There is a long history of using neural network for the task of face detection . An early face detection survey provides an extensive coverage on relevant methods. Here we highlight a few notable studies. Rowley et al. exploit a set of neural network-based filters to detect presence of faces in multiple scales, and merge the detections from individual filters. Osadchy et al. demonstrate that a joint learning of face detection and pose estimation significantly improves the performance of face detection. The seminal work of Vaillant et al. adopt a two-stage coarse-to-fine detection. Specifically, the first stage approximately locates the face region, whilst the second stage provides a more precise localization. Our approach is inspired by these studies, but we introduce innovations on many aspects. In particular, we employ contemporary deep learning strategies, e.g. pre-training, to train deeper networks for more robust feature representation learning. Importantly, our first stage network is conceptually different from that of , and many recent deep learning detection frameworks – we train attribute-aware deep convolutional networks to achieve precise localization of facial parts, and exploit their spatial structure for inferring face likeliness. This concept is new and it allows our model to detect faces under severe occlusion and pose variations. While great efforts have been devoted for addressing face detection under occlusion , these methods are all confined to frontal faces. In contrast, our model can discover faces under variations of both pose and occlusion.

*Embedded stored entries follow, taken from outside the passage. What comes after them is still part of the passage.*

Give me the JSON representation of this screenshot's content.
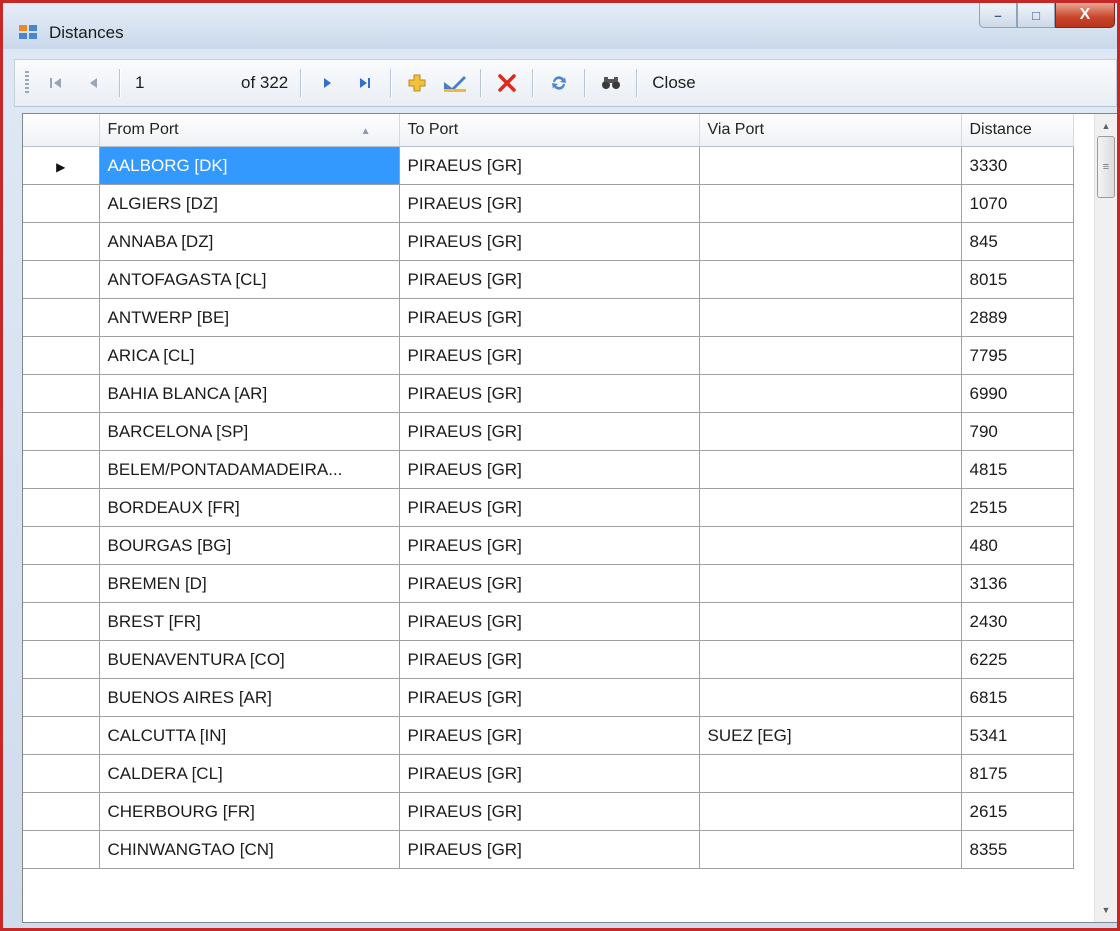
{
  "window": {
    "title": "Distances",
    "min_label": "–",
    "max_label": "□",
    "close_label": "X"
  },
  "toolbar": {
    "position_value": "1",
    "of_label": "of 322",
    "close_label": "Close",
    "icons": [
      "move-first-icon",
      "move-previous-icon",
      "move-next-icon",
      "move-last-icon",
      "add-new-icon",
      "edit-icon",
      "delete-icon",
      "refresh-icon",
      "find-icon"
    ]
  },
  "grid": {
    "columns": [
      "From Port",
      "To Port",
      "Via Port",
      "Distance"
    ],
    "sorted_column": "From Port",
    "sort_direction": "ascending",
    "selected_row": 0,
    "rows": [
      {
        "from": "AALBORG [DK]",
        "to": "PIRAEUS [GR]",
        "via": "",
        "distance": "3330"
      },
      {
        "from": "ALGIERS [DZ]",
        "to": "PIRAEUS [GR]",
        "via": "",
        "distance": "1070"
      },
      {
        "from": "ANNABA [DZ]",
        "to": "PIRAEUS [GR]",
        "via": "",
        "distance": "845"
      },
      {
        "from": "ANTOFAGASTA [CL]",
        "to": "PIRAEUS [GR]",
        "via": "",
        "distance": "8015"
      },
      {
        "from": "ANTWERP [BE]",
        "to": "PIRAEUS [GR]",
        "via": "",
        "distance": "2889"
      },
      {
        "from": "ARICA [CL]",
        "to": "PIRAEUS [GR]",
        "via": "",
        "distance": "7795"
      },
      {
        "from": "BAHIA BLANCA [AR]",
        "to": "PIRAEUS [GR]",
        "via": "",
        "distance": "6990"
      },
      {
        "from": "BARCELONA [SP]",
        "to": "PIRAEUS [GR]",
        "via": "",
        "distance": "790"
      },
      {
        "from": "BELEM/PONTADAMADEIRA...",
        "to": "PIRAEUS [GR]",
        "via": "",
        "distance": "4815"
      },
      {
        "from": "BORDEAUX [FR]",
        "to": "PIRAEUS [GR]",
        "via": "",
        "distance": "2515"
      },
      {
        "from": "BOURGAS [BG]",
        "to": "PIRAEUS [GR]",
        "via": "",
        "distance": "480"
      },
      {
        "from": "BREMEN [D]",
        "to": "PIRAEUS [GR]",
        "via": "",
        "distance": "3136"
      },
      {
        "from": "BREST [FR]",
        "to": "PIRAEUS [GR]",
        "via": "",
        "distance": "2430"
      },
      {
        "from": "BUENAVENTURA [CO]",
        "to": "PIRAEUS [GR]",
        "via": "",
        "distance": "6225"
      },
      {
        "from": "BUENOS AIRES [AR]",
        "to": "PIRAEUS [GR]",
        "via": "",
        "distance": "6815"
      },
      {
        "from": "CALCUTTA [IN]",
        "to": "PIRAEUS [GR]",
        "via": "SUEZ [EG]",
        "distance": "5341"
      },
      {
        "from": "CALDERA [CL]",
        "to": "PIRAEUS [GR]",
        "via": "",
        "distance": "8175"
      },
      {
        "from": "CHERBOURG [FR]",
        "to": "PIRAEUS [GR]",
        "via": "",
        "distance": "2615"
      },
      {
        "from": "CHINWANGTAO [CN]",
        "to": "PIRAEUS [GR]",
        "via": "",
        "distance": "8355"
      }
    ]
  },
  "colors": {
    "selection": "#3399ff",
    "window_border": "#c62828",
    "close_button": "#c9442a"
  }
}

In the last decades, cascade based and deformable part models (DPM) detectors dominate the face detection approaches. Viola and Jones introduced fast Haar-like features computation via integral image and boosted cascade classifier. Various studies thereafter follow a similar pipeline. Amongst the variants, SURF cascade was one of the top performers. Later Chen et al. demonstrate state-of-the-art face detection performance by learning face detection and face alignment jointly in the same cascade framework. Deformable part models define face as a collection of parts. Latent Support Vector Machine is typically used to find the parts and their relationships. DPM is shown more robust to occlusion than the cascade based methods. A recent study demonstrates state-of-the-art performance with just a vanilla DPM, achieving better results than more sophisticated DPM variants .

A recent study shows that face detection can be further improved by using deep learning, leveraging the high capacity of deep convolutional networks. In this study, we push the performance limit further. Specifically, the network proposed by does not have explicit mechanism to handle occlusion, the face detector therefore fails to detect faces with heavy occlusions, as acknowledged by the authors. In contrast, our two-stage architecture has its first stage designated to handle partial occlusions. In addition, our network gains improved efficiency by adopting the more recent fully convolutional architecture, in contrast to the previous work that relies on the conventional sliding window approach to obtain the final face detector.

The first stage of our model is partially inspired by the generic object proposal approaches . Generic object proposal generators are now an indispensable component of standard object detection algorithms through providing high-quality and category-independent bounding boxes. These generic methods, however, are devoted to generic objects therefore not suitable to propose windows specific to face. In particular, applying a generic proposal generator directly would produce enormous number of candidate windows but only minority of them contain faces. In addition, a generic method does not consider the unique structure and parts on the face. Hence, there will be no principled mechanism to recall faces when the face is only partially visible. These shortcomings motivate us to formulate the new faceness measure to achieve high recall on faces, whilst reduce the number of candidate windows to half the original.

Faceness-Net

This section introduces the proposed attribute-aware face proposal and face detection approach, Faceness-Net. In the following, we first briefly overview the entire pipeline and then discuss the details.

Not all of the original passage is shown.